Jack Yan interviews the men behind Microsoft's TrueType fonts for web browsers: Matthew Carter, Vincent Connare and Thomas Rickner

 

 

Georgia, Trebuchet, Verdana

LAST YEAR, Microsoft released three families of fonts for use on the screen, primarily on web browsers. The fonts, available from Microsoft's TrueType page, gave regular home users added variety to the standard sets that came with their systems. And, half a year down the line, many web pages specify one of the families - Georgia and Verdana designed by Matthew Carter and hinted by Thomas Rickner, and Trebuchet by Vincent Connare.
   All three men are well known in the field of typography. Matthew Carter has been at the forefront of each technical revolution in type - creating, for example, script typefaces for phototypesetters where characters touched (Shelley, illustrated below right). Prior to the advent of phototypesetting, the impression of touching letters had been close to impossible. Today, with the web, Carter has found himself at the forefront again, creating type which is legible and practical for a new medium.
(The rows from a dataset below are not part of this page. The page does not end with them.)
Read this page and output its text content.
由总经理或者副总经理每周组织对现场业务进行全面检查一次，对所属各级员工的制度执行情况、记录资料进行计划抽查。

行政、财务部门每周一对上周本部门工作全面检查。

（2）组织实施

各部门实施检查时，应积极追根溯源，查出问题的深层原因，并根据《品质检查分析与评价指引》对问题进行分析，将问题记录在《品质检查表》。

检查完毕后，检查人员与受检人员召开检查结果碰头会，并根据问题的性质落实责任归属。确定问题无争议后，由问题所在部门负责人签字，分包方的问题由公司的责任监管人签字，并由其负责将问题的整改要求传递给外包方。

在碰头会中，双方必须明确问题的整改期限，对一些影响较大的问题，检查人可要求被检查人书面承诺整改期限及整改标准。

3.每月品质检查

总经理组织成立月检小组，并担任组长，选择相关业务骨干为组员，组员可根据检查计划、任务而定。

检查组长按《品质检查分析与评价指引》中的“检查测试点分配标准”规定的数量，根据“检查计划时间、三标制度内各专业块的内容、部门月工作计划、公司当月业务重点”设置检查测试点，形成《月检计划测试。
He and Cherie Cone run Carter & Cone Type Inc. of Cambridge, Massachusetts.
Shelley   Microsoft's Vincent Connare is known among his peers as a designer who knows the process from beginning to end. In addition to his design skills, Connare possesses the expertise to instruct and produce a TrueType font, ensuring that both the design and the accompanying code meet the designer's original vision. As well as designing Trebuchet, Connare worked on Carter's original bitmaps to Verdana for Windows.
   Thomas Rickner, of Monotype Typography, took charge of the hinting process for Carter's families. Working from bitmaps created by Carter, Rickner wrote the final TrueType instructions for the Georgia and Verdana families.
   The development of the three families demonstrates that font creation is a far more complex issue than most outside the typographic industry believe. Design and technical considerations play important roles, with months of work before the end-user found, at the end of 1996, a series of fonts for free downloading.